Tuesday, March 07, 2006

Spiritual/Choice


Everyday is full of so many opportunities and each one requires me to make a choice. The first choice I have is to actually arise out of my sleep. Then what will I do next? It is my decision and responsibility to do whatever I want to do with the day. I have been taught that I should choose to go to work. I used to think I had to go to work because everyone else did and that’s why I should. Now that I have a family I choose to go to my job because I have a responsibility to make sure they are sheltered. See this choice (to go to work) had to be made because of another choice, marriage. If I wasn’t married I might care less if I went to work. Marriage produced a family and now I have others to think about. Not just myself.

Trying to follow Christ has become a bigger decision in my life than anything I have ever committed too. There are every day choices that have the potential to affect my relationship with Christ. Which one will I choose?

In this community of church I have heard you are spiritual when you pray or read scripture. How about this one. You are spiritual when you simply give thanks or acknowledge God. That sounds like I’m trying to get God off my back. Is there really a key focus on what is spiritual or not spiritual?

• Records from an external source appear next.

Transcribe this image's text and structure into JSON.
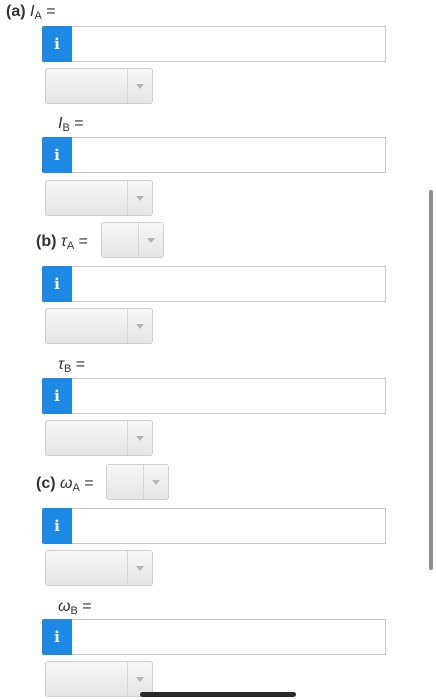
{
  "parts": {
    "a": {
      "part_label": "(a)",
      "symbol_main": "I",
      "sub_A": "A",
      "sub_B": "B",
      "equals": "="
    },
    "b": {
      "part_label": "(b)",
      "symbol_main": "τ",
      "sub_A": "A",
      "sub_B": "B",
      "equals": "="
    },
    "c": {
      "part_label": "(c)",
      "symbol_main": "ω",
      "sub_A": "A",
      "sub_B": "B",
      "equals": "="
    }
  },
  "info_button_glyph": "i",
  "answers": {
    "I_A": "",
    "I_B": "",
    "tau_A": "",
    "tau_B": "",
    "omega_A": "",
    "omega_B": ""
  },
  "units": {
    "I_A": "",
    "I_B": "",
    "tau_A_direction": "",
    "tau_A": "",
    "tau_B": "",
    "omega_A_direction": "",
    "omega_A": "",
    "omega_B": ""
  },
  "colors": {
    "info_button": "#1e88e5",
    "field_border": "#c9c9c9",
    "label_text": "#333333"
  },
  "icons": {
    "info": "info-icon",
    "dropdown": "chevron-down-icon"
  }
}
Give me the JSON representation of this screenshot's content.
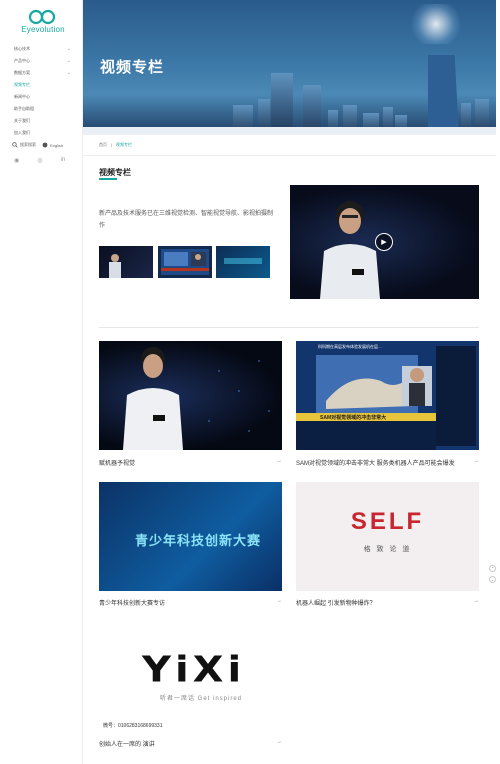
{
  "brand": {
    "logo_text": "Eyevolution",
    "accent": "#19a8a0"
  },
  "sidebar": {
    "items": [
      {
        "label": "核心技术",
        "chevron": true,
        "active": false
      },
      {
        "label": "产品中心",
        "chevron": true,
        "active": false
      },
      {
        "label": "数据方案",
        "chevron": true,
        "active": false
      },
      {
        "label": "视频专栏",
        "chevron": false,
        "active": true
      },
      {
        "label": "新闻中心",
        "chevron": false,
        "active": false
      },
      {
        "label": "助手自助租",
        "chevron": false,
        "active": false
      },
      {
        "label": "关于我们",
        "chevron": false,
        "active": false
      },
      {
        "label": "加入我们",
        "chevron": false,
        "active": false
      }
    ],
    "links": {
      "search": "搜索搜索",
      "language": "English"
    },
    "social_icons": [
      "wechat-icon",
      "weibo-icon",
      "linkedin-icon"
    ],
    "social_glyphs": [
      "◉",
      "◎",
      "in"
    ]
  },
  "hero": {
    "title": "视频专栏"
  },
  "breadcrumb": {
    "home": "首页",
    "sep": "|",
    "current": "视频专栏"
  },
  "section": {
    "title": "视频专栏",
    "intro": "新产品及技术服务已在三维视觉检测、智能视觉导航、影视拍摄制作"
  },
  "cards": [
    {
      "caption": "赋机器予视觉"
    },
    {
      "caption": "SAM对视觉领域的冲击非常大 服务类机器人产品可能会爆发"
    },
    {
      "caption": "青少年科技创新大赛专访"
    },
    {
      "caption": "机器人崛起 引发新物种爆炸？"
    }
  ],
  "card_images": {
    "tv_headline": "科科期在高层发布体验发展机在层…",
    "tv_banner": "SAM对视觉领域的冲击非常大",
    "contest_text": "青少年科技创新大赛",
    "self_logo": "SELF",
    "self_sub": "格 致 论 道"
  },
  "yixi": {
    "logo": "YiXi",
    "tagline": "听君一席话   Get inspired",
    "account": "微号：0106283168699331",
    "caption": "创始人在一席的 演讲"
  },
  "arrow": "→",
  "play_glyph": "▶"
}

My mind goes back to the beginning, to the place where God created Adam and Eve. I don’t find where God might have mentioned to read anything. Yes, I know there was nothing to write with or on. So what about praying? Did God say to pray? Hey what about the worship? Where was worship mentioned in the beginning? Some of the first words recorded were God telling Adam that he could eat from any tree in the garden except one. He had a choice. I don’t think the tree of good and evil contained a special enzyme that would produce a mind altering condition and magically Adam knew the difference between right and wrong. Right now I’m starting to understand something that I have never thought of before. It was Adams choice to eat from the tree. Up until this time Adam’s character has been total obedience. There was a rule not to eat from a specific tree. Once he made a choice to break that rule a new world opened for Adam. Now every thought must include a filter that asks is this right? Which leads to creating a value. Adam was asked to show his devotion to God by choosing. We know that he made a bad choice but that descison has caused to create life's vlaues. Now our devotion to God can not be dictated by rules but is shown through values. Those vlaues require daily choices.

So what is the most spiritual thing I can do? Maybe it’s not worship, prayer or reading scripture. Now I'm telling myself to stop worship, prayer or reading scripture. These things are valuable to me. They became valuable because of my choices. Maybe the foundation of being spiritual is built on choice. I think choice is the most spiritual thing I do. I choose everyday what I will do and how I will live. I choose how to worship and when to pray. Even when others tell me how I should worship and pray. I still remember the night I made the choice to believe in Jesus. That choice still demands other choices. It is all about the choice. God told Cain to do the right things. It was his choice not too. I’m thinking that Jesus made the choice to carry the cross because it was the right thing. Love requires a choice. His choice produced worship, love and obedience to the Father. I’m sure it doesn’t stop at just these three. The list is longer and continues to grow. Joshua dares me to “Choose this day who I will serve!” What is my life's choice? -chuck

Note to self: Be sober about the day's first choice, it could determine my life's direction.

3 comments:

Anonymous said...

That is very true. I know when I choose to spend time reading the bible and praying that I am a much nicer person to be around ( I enjoy my own company better!) I need God's grace on me and through me. Do you know what I mean?

JCo said...

I have missed reading your blogs! Today I was praying for myself to be disciplined. Okay...that's a choice I can make. As I read what you write I need to be obedient and then I know I'll be more disciplined. God knows my heart and He knows what I need. Good read! I needed that honey! ;)

Anonymous said...

I made a choice to come up the attic to get on the computer this morning. I am on vacation and have so many projects to do. There are so many choices I could have made. I read Ven's blogs and your blogs this morning, and I praise God that I made those choices. I pray that God will keep your wise thoughts (which I belive came from God) in my head long after I go back downstairs.